An essential trace mineral, selenium is necessary for normal functioning of the immune system and thyroid gland, and helps protect cells against free radicals that can damage cells, contribute to chronic diseases, and promote cancers. The amount of selenium contained in plant foods is determined by soil content (e.g., high in the Dakotas, very low in some parts of China and Russia). Brazil nuts, walnuts, and bread (in the US) are high in selenium, as is meat from animals that eat grains or plants grown in selenium-rich soils. The current RDA is 55 mcg for men and women, 60 mcg for pregnant women, and 70 mcg for women who are lactating. One ounce of brazil nuts supplies 840 mcg of selenium.
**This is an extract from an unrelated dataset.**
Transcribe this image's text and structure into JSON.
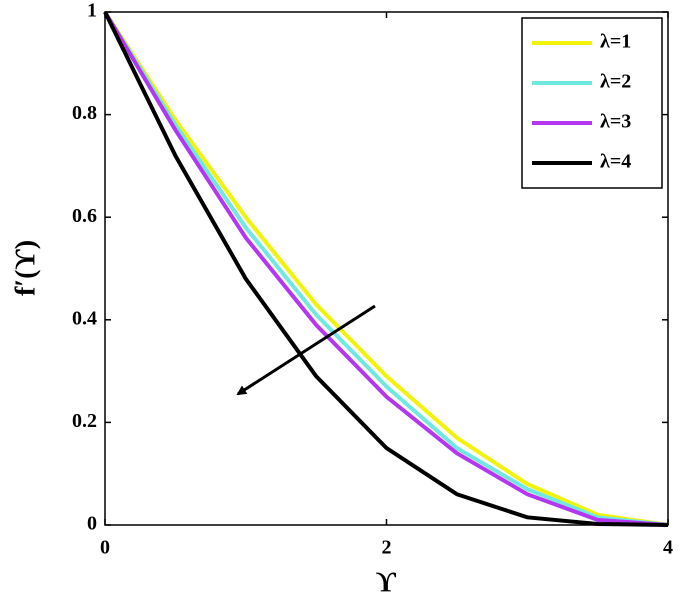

Selenium deficiency, common in areas with selenium-deficient soil, may lead to Keshan disease (enlarged heart and poor heart function). Low levels are also seen in patients on TPN (total parenteral nutrition) and patients with malabsorption problems (severe gastrointestinal disorders). Deficiencies can also affect thyroid function.

Studies indicated that the incidence of death from cancers (lung, colorectal, and prostate) is lower among people with higher blood levels of selenium.54-60 Furthermore, areas of the US with selenium-deficient soils have higher rates of nonmelanoma skin cancer.61

Low levels of selenium may also be associated with an increased risk of heart disease, rheumatoid arthritis, and HIV/AIDS.

Selenium levels should be tested in anyone who suspects occupational exposure (toxic levels) and monitored in those living in areas of selenium-deficient soil, as well as anyone with risk of (or who already has) heart disease, cancer, or arthritis.